Наоборот: для того, кто «открыт» другому (другим) в своем самом сокровенном, кто не мыслит себя без другого, кто еще с раннего детства привык мыслить себя «вместе» с другими, бессознательно принимая таким образом бытие не как свою «личную собственность», но как нечто, дарованное людям всем вместе, кто, следовательно, действительно любит других – в истинно нравственном смысле, для того смерть перестает быть чем-то абсолютно непереносимым, поражающим его неизлечимой болезнью. Постигнув через эту любовь смысл жизни, он верно постигает и смысл смерти – и чем глубже он постигает этот смысл, тем меньше трепещет перед нею. Смерть – как высоко, чрезвычайно уплотнённое бытие. Перестаёшь стыдиться желания умереть. И перестает мучить своей бессмысленностью.

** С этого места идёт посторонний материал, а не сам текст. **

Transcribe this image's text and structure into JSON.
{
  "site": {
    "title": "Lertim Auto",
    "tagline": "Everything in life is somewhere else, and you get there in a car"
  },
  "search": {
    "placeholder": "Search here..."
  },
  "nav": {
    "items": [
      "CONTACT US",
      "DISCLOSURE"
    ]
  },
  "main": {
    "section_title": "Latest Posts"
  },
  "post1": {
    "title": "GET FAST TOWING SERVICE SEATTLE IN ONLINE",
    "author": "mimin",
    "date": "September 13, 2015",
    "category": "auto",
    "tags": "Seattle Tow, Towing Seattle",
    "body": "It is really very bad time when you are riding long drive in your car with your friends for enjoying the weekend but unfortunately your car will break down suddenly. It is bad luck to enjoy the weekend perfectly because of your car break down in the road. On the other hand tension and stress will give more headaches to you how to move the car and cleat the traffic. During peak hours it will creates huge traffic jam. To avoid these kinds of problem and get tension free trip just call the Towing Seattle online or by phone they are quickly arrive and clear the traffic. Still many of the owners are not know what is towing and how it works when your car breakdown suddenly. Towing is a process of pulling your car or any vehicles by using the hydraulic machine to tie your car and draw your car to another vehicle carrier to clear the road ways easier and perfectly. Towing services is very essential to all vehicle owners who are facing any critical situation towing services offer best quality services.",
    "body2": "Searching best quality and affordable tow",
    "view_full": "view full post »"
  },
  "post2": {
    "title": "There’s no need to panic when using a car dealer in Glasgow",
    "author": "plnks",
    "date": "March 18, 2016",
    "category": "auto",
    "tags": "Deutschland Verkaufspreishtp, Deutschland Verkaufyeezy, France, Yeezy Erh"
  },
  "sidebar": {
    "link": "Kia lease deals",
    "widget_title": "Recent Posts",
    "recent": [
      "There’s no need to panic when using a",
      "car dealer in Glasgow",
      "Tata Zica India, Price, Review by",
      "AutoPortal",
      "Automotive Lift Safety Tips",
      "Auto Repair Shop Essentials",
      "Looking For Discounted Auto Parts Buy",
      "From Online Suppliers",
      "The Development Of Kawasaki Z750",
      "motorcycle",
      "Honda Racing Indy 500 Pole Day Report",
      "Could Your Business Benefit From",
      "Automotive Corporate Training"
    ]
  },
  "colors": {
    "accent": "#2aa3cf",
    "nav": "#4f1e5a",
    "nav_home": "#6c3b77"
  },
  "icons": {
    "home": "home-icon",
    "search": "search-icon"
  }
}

Внутренне постигнув, что жизнь есть нечто неизмеримо более широкое и глубокое, чем-то, что он пере-живает, про-живает, из-живает в качестве таковой, любящий человек всем своим существом чувствует: она не кончается с его собственной кончиной. Те, кого он любит, остаются жить, а в них – и он сам; и чем больше тех, кого он действительно любит, тем больше его – общей с ними – жизни остается и после его смерти.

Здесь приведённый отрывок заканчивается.